Well, though handloom sector is the biggest handicraft industry of the country, it didn’t get necessary attention from our policymakers. Thus despite its huge prospects handloom sector of Bangladesh has been struggling. Only a few examples are available where the government patronized our handloom weavers. In the mid-nineties, the government provided a loan of Tk 18,000 to every weaver. And a similar attempt was taken again in 2001 albeit most of the weavers turned bankrupt because of the high rate of interests and raw materials. But there was hardly any feasibility study before providing these loans. Therefore the government support didn’t work for the betterment of the industry. Recently the government has taken a plan to establish ‘loom zones’ at Shibchar in Madaripur and Zajira in Shariatpur on 120 acres of land. The government has taken a project to provide running capital, resume production in closed handloom factories and modernize handlooms for improving the socio-economic condition of the people involved, which is scheduled to be implemented by June 2020. Besides, ten training and two market promotion centres will be constructed at Basic Centres of Bangladesh Handloom Board.

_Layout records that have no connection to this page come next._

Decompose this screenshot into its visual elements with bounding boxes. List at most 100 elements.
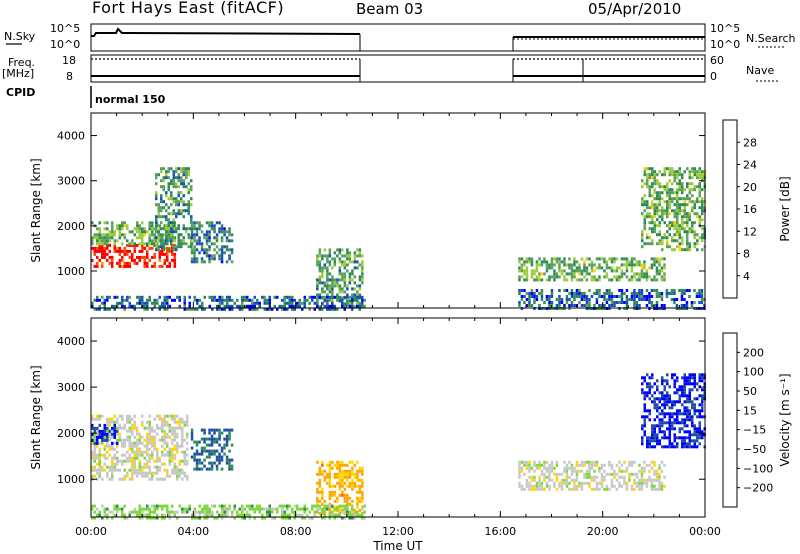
data-cell — [338, 284, 342, 288]
data-cell — [136, 295, 139, 299]
data-cell — [138, 435, 141, 439]
data-cell — [553, 278, 556, 282]
data-cell — [263, 307, 266, 311]
data-cell — [668, 439, 671, 443]
data-cell — [343, 272, 347, 276]
data-cell — [691, 194, 694, 198]
data-cell — [331, 466, 334, 470]
data-cell — [326, 302, 329, 306]
data-cell — [348, 496, 352, 500]
data-cell — [141, 516, 144, 520]
data-cell — [291, 507, 294, 511]
data-cell — [668, 206, 671, 210]
data-cell — [213, 230, 216, 234]
data-cell — [683, 424, 686, 428]
data-cell — [683, 221, 686, 225]
data-cell — [133, 304, 136, 308]
data-cell — [683, 409, 686, 413]
data-cell — [198, 239, 201, 243]
data-cell — [128, 261, 131, 265]
data-cell — [318, 484, 322, 488]
data-cell — [673, 301, 676, 304]
data-cell — [643, 481, 646, 485]
data-cell — [168, 516, 171, 520]
colorbar-tick-label: −100 — [743, 462, 773, 475]
data-cell — [698, 167, 701, 171]
data-cell — [321, 275, 324, 279]
data-cell — [523, 269, 526, 273]
data-cell — [283, 510, 286, 514]
data-cell — [558, 472, 561, 476]
data-cell — [331, 304, 334, 308]
data-cell — [208, 260, 211, 264]
data-cell — [570, 266, 574, 270]
data-cell — [138, 516, 141, 520]
data-cell — [518, 472, 521, 476]
data-cell — [283, 516, 286, 520]
data-cell — [666, 394, 669, 398]
data-cell — [228, 307, 231, 311]
data-cell — [651, 230, 654, 234]
data-cell — [655, 260, 659, 264]
data-cell — [148, 227, 151, 231]
data-cell — [128, 417, 131, 421]
data-cell — [168, 450, 171, 454]
data-cell — [211, 513, 214, 517]
data-cell — [328, 295, 331, 299]
freq-tick-right-top: 60 — [710, 54, 724, 67]
data-cell — [201, 307, 204, 311]
data-cell — [643, 379, 646, 383]
data-cell — [661, 421, 664, 425]
data-cell — [630, 275, 634, 279]
data-cell — [666, 403, 669, 407]
data-cell — [161, 301, 164, 305]
data-cell — [203, 510, 206, 514]
data-cell — [193, 510, 196, 514]
data-cell — [525, 278, 529, 282]
data-cell — [341, 510, 344, 514]
data-cell — [328, 475, 332, 479]
data-cell — [155, 236, 158, 240]
data-cell — [671, 239, 674, 243]
data-cell — [128, 456, 131, 460]
data-cell — [688, 173, 691, 177]
data-cell — [271, 507, 274, 511]
data-cell — [535, 275, 539, 279]
data-cell — [548, 298, 551, 301]
data-cell — [170, 236, 173, 240]
data-cell — [648, 376, 651, 380]
data-cell — [180, 167, 183, 171]
data-cell — [123, 304, 126, 308]
data-cell — [158, 465, 161, 469]
data-cell — [133, 414, 136, 418]
data-cell — [323, 510, 326, 514]
data-cell — [148, 239, 151, 243]
data-cell — [683, 292, 686, 295]
data-cell — [610, 484, 614, 488]
data-cell — [668, 442, 671, 446]
data-cell — [96, 513, 99, 517]
data-cell — [698, 292, 701, 295]
data-cell — [195, 239, 199, 243]
data-cell — [153, 441, 156, 445]
data-cell — [205, 248, 209, 252]
data-cell — [693, 409, 696, 413]
data-cell — [645, 304, 649, 307]
data-cell — [151, 516, 154, 520]
data-cell — [598, 295, 601, 298]
data-cell — [168, 462, 171, 466]
data-cell — [181, 435, 184, 439]
data-cell — [113, 249, 116, 253]
data-cell — [630, 298, 634, 301]
data-cell — [161, 507, 164, 511]
data-cell — [655, 278, 659, 282]
data-cell — [341, 298, 344, 302]
data-cell — [570, 478, 574, 482]
data-cell — [661, 403, 664, 407]
data-cell — [276, 510, 279, 514]
data-cell — [118, 426, 121, 430]
data-cell — [651, 206, 654, 210]
data-cell — [361, 484, 364, 488]
data-cell — [213, 236, 216, 240]
data-cell — [633, 472, 636, 476]
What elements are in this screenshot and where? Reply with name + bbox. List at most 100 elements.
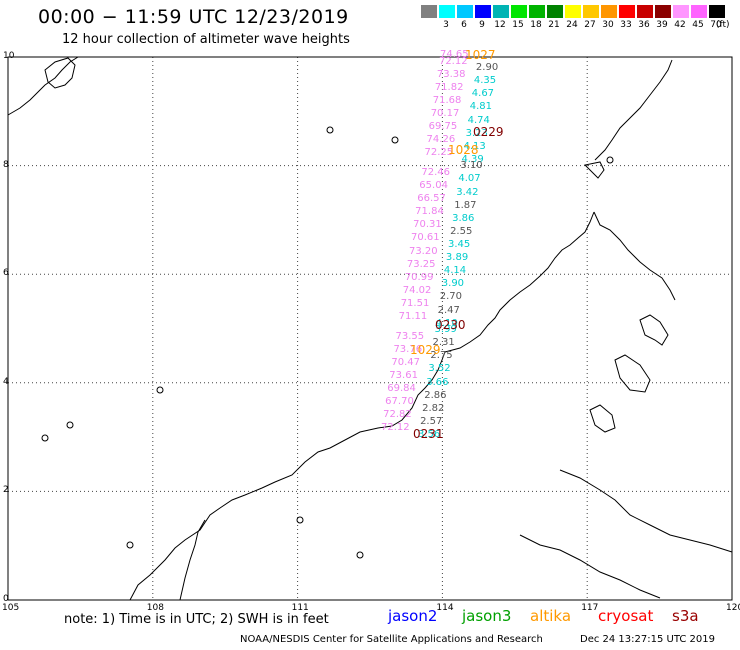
scale-tick-label: 42 bbox=[674, 20, 686, 30]
wave-height-label: 4.74 bbox=[467, 114, 490, 126]
wave-height-label: 3.42 bbox=[456, 186, 479, 198]
wave-height-label: 3.99 bbox=[434, 324, 457, 336]
scale-swatch bbox=[709, 5, 725, 18]
wave-height-label: 73.55 bbox=[395, 330, 425, 342]
wave-height-label: 2.70 bbox=[439, 291, 462, 303]
wave-height-label: 73.25 bbox=[406, 258, 436, 270]
wave-height-label: 2.86 bbox=[424, 389, 447, 401]
wave-height-label: 70.99 bbox=[404, 271, 434, 283]
scale-unit-label: (ft) bbox=[716, 20, 730, 30]
scale-swatch bbox=[619, 5, 635, 18]
satellite-legend-item: altika bbox=[530, 607, 572, 625]
island bbox=[41, 434, 49, 442]
scale-tick-label: 27 bbox=[584, 20, 596, 30]
scale-tick-label: 18 bbox=[530, 20, 542, 30]
wave-height-label: 3.66 bbox=[426, 376, 449, 388]
wave-height-label: 70.47 bbox=[391, 356, 421, 368]
scale-tick-label: 30 bbox=[602, 20, 614, 30]
latitude-tick-label: 4 bbox=[3, 376, 9, 387]
wave-height-label: 71.68 bbox=[432, 94, 462, 106]
map-title: 00:00 − 11:59 UTC 12/23/2019 bbox=[38, 6, 349, 28]
wave-height-label: 3.90 bbox=[441, 278, 465, 290]
wave-height-label: 67.70 bbox=[385, 396, 414, 408]
scale-swatch bbox=[529, 5, 545, 18]
satellite-legend-item: jason3 bbox=[462, 607, 512, 625]
scale-swatch bbox=[655, 5, 671, 18]
island bbox=[126, 541, 134, 549]
latitude-tick-label: 2 bbox=[3, 485, 9, 496]
scale-tick-label: 70 bbox=[710, 20, 722, 30]
longitude-tick-label: 111 bbox=[291, 603, 309, 613]
pass-label: 0230 bbox=[435, 318, 466, 332]
coastline-segment bbox=[7, 56, 79, 116]
longitude-tick-label: 114 bbox=[436, 603, 454, 613]
wave-height-label: 72.12 bbox=[438, 55, 468, 67]
wave-height-label: 3.10 bbox=[460, 160, 483, 172]
scale-tick-label: 24 bbox=[566, 20, 578, 30]
scale-tick-label: 15 bbox=[512, 20, 524, 30]
wave-height-label: 70.61 bbox=[411, 232, 440, 244]
scale-tick-label: 9 bbox=[479, 20, 485, 30]
longitude-tick-label: 108 bbox=[146, 603, 164, 613]
coastline-segment bbox=[589, 404, 616, 433]
wave-height-label: 4.81 bbox=[469, 101, 492, 113]
scale-swatch bbox=[637, 5, 653, 18]
island bbox=[296, 516, 304, 524]
satellite-legend-item: jason2 bbox=[388, 607, 438, 625]
wave-height-label: 4.39 bbox=[461, 153, 484, 165]
map-frame bbox=[7, 56, 733, 601]
wave-height-label: 4.14 bbox=[443, 265, 467, 277]
wave-height-label: 4.07 bbox=[458, 173, 481, 185]
scale-swatch bbox=[475, 5, 491, 18]
wave-height-label: 74.02 bbox=[402, 284, 432, 296]
scale-swatch bbox=[493, 5, 509, 18]
wave-height-label: 73.20 bbox=[408, 245, 438, 257]
coastline-segment bbox=[614, 354, 651, 393]
island bbox=[326, 126, 334, 134]
wave-height-label: 4.10 bbox=[435, 317, 458, 329]
footer-note: note: 1) Time is in UTC; 2) SWH is in fe… bbox=[64, 612, 329, 627]
wave-height-label: 69.84 bbox=[387, 383, 416, 395]
scale-tick-label: 36 bbox=[638, 20, 650, 30]
wave-height-label: 73.76 bbox=[393, 343, 423, 355]
wave-height-label: 70.17 bbox=[430, 107, 460, 119]
coastline-segment bbox=[583, 161, 605, 179]
wave-height-label: 2.31 bbox=[432, 337, 455, 349]
wave-height-label: 3.52 bbox=[428, 363, 451, 375]
pass-label: 0229 bbox=[473, 125, 504, 139]
coastline-segment bbox=[129, 351, 446, 601]
wave-height-label: 71.82 bbox=[434, 81, 464, 93]
latitude-tick-label: 6 bbox=[3, 268, 9, 279]
scale-swatch bbox=[457, 5, 473, 18]
latitude-tick-label: 0 bbox=[3, 594, 9, 604]
scale-swatch bbox=[511, 5, 527, 18]
scale-swatch bbox=[421, 5, 437, 18]
longitude-tick-label: 120 bbox=[726, 603, 740, 613]
coastline-segment bbox=[44, 57, 76, 89]
wave-height-label: 66.57 bbox=[417, 193, 446, 205]
wave-height-label: 4.35 bbox=[473, 75, 497, 87]
island bbox=[606, 156, 614, 164]
island bbox=[156, 386, 164, 394]
longitude-tick-label: 105 bbox=[2, 603, 20, 613]
wave-height-label: 74.65 bbox=[440, 49, 469, 60]
wave-height-label: 4.13 bbox=[463, 140, 486, 152]
satellite-legend-item: cryosat bbox=[598, 607, 654, 625]
wave-height-label: 70.31 bbox=[413, 219, 442, 231]
wave-height-label: 2.75 bbox=[430, 350, 453, 362]
coastline-segment bbox=[519, 534, 661, 599]
wave-height-label: 71.11 bbox=[398, 311, 428, 323]
longitude-tick-label: 117 bbox=[581, 603, 599, 613]
generation-timestamp: Dec 24 13:27:15 UTC 2019 bbox=[580, 634, 715, 645]
scale-tick-label: 33 bbox=[620, 20, 632, 30]
wave-height-label: 2.90 bbox=[475, 62, 499, 74]
wave-height-label: 65.04 bbox=[419, 180, 448, 192]
scale-tick-label: 6 bbox=[461, 20, 467, 30]
wave-height-label: 3.56 bbox=[418, 429, 441, 440]
wave-height-label: 73.38 bbox=[436, 68, 466, 80]
island bbox=[356, 551, 364, 559]
wave-height-label: 2.57 bbox=[420, 415, 443, 427]
wave-height-label: 3.45 bbox=[448, 239, 471, 250]
scale-tick-label: 39 bbox=[656, 20, 668, 30]
scale-tick-label: 12 bbox=[494, 20, 506, 30]
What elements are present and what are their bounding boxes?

If these projects are implemented properly, our handloom industry will be benefited but the unfortunate fact is that the government took such projects in the past but couldn’t realize those.

Shrinking income, lack of capital, gradual mechanization, weavers’ shift of profession and problems regarding the marketing of handloom products are the main reasons behind the tragic downfall of our handloom sector. However proper planning and its perfect execution from the part of government could take this industry to a new height and open another door for the country’s economy. They could assess the prospects of this industry, conduct research and allocate fund for it. Still we have time. If all the stakeholders work together, our weavers can think of producing quality clothes and dresses for the international markets after meeting the requirements of the people of Bangladesh. Only then they can save this industry from its doom.